The Belt Parkway and the Brooklyn-Queens Expressway (BQE) came in first and third, respectively, as the greatest source of pothole-related claims against the city during a six-year period that ended last month, according to a new Claimstat report released by Comptroller Scott Stringer.
An analysis by Stringer’s office released Thursday found that 12,286 so-called “pothole” claims were filed against the city between fiscal years 2010 and 2015 for property damage sustained from defective roadways.
The Belt Parkway had 706 claims, the Grand Central Parkway in Queens came in second with 433 claims, and the BQE came in third with 422.
Atlantic Avenue also ranked, coming in third for Brooklyn with 164 pothole claims filed.
“Potholes are serious trouble,” Stringer said in a press release. “They deflate tires, break axles, and twist ankles, often at a significant financial cost to the City.”

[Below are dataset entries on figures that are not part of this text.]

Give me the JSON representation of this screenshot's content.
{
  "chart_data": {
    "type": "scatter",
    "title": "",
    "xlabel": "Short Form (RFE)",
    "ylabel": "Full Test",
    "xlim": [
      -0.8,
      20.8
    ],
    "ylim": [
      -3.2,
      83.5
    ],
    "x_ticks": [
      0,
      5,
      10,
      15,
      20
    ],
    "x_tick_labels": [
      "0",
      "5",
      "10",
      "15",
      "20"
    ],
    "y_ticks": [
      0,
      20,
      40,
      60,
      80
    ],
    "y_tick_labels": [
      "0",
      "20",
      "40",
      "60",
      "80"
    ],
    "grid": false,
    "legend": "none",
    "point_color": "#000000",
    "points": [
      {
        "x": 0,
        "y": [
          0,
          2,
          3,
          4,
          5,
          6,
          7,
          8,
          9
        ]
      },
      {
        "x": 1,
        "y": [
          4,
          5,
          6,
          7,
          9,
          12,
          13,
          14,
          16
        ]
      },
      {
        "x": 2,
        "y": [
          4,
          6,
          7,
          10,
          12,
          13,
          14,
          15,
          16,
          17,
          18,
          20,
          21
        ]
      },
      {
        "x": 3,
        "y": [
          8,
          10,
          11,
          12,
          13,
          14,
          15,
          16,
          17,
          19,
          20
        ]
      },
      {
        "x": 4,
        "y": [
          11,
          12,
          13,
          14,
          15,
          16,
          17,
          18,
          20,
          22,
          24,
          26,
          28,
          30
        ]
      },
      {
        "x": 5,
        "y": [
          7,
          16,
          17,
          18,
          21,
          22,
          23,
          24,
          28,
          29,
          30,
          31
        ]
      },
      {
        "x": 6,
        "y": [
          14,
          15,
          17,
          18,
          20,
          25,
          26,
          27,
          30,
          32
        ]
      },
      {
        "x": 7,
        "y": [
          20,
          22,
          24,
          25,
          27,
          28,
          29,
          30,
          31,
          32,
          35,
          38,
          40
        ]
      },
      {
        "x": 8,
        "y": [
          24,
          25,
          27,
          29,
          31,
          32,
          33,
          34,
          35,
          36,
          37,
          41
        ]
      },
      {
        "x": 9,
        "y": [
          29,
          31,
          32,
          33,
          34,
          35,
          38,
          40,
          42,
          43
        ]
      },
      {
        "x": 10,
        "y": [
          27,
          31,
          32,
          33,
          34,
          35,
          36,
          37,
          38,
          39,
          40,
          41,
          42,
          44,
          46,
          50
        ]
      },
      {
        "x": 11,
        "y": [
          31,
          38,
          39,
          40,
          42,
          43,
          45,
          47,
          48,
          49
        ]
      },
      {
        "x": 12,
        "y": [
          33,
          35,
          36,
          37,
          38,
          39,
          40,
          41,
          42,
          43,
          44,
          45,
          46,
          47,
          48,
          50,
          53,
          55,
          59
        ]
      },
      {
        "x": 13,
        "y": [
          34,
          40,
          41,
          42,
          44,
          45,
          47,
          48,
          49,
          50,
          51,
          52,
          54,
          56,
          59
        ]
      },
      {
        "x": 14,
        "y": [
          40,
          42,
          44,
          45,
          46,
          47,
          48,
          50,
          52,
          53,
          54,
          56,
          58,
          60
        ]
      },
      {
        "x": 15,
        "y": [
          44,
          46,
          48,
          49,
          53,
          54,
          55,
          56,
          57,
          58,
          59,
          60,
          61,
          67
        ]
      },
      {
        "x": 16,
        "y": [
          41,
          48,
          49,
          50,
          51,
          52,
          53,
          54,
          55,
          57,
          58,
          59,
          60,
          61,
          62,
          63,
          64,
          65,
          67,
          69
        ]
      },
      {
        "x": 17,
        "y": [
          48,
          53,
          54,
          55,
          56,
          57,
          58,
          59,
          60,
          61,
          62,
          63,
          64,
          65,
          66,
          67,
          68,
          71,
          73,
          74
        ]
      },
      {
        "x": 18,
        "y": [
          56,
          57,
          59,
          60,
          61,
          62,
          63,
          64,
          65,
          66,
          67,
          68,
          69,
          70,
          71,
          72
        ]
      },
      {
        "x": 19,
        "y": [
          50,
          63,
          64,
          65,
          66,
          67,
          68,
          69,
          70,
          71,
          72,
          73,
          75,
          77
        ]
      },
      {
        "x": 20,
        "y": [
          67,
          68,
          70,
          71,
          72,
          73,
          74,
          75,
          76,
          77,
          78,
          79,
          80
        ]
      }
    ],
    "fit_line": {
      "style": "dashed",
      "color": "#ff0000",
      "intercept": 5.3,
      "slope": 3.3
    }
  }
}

The comptroller’s report found 2,644 pothole claims came from Brooklyn during the six-year period, the second highest any borough. Queens had the most at 3,590. Staten Island, meanwhile, had the highest claims per capita.
So far, the city settled 1,549 of those claims, which cost taxpayers $1.5 million, the analysis found. An additional $136.3 million was paid to pedestrians injured, mostly by trips and falls, from defective roadways.
Stringer called the effort to fill the city’s potholes “an uphill battle.”
He said the Department of Transportation covered more than 74,000 potholes in the first four months of fiscal year 2015. However, it took an average of 6.7 days for the department to close a pothole after it was reported, nearly triple the amount of time it took during the same period the previous year.
The comptroller provided several recommendations for improving road quality, including a complete reconstruction of certain streets, which would initially cost more than repaving but could save taxpayers over the long haul. Stringer also recommended using more durable materials for resurfacing and greater oversight of utilities to make sure road repairs are done properly.
“While City streets might never be completely rid of potholes, we are working with DOT to make streets safer for New Yorkers whether they’re on two wheels, four wheels, or on foot,” Stringer said.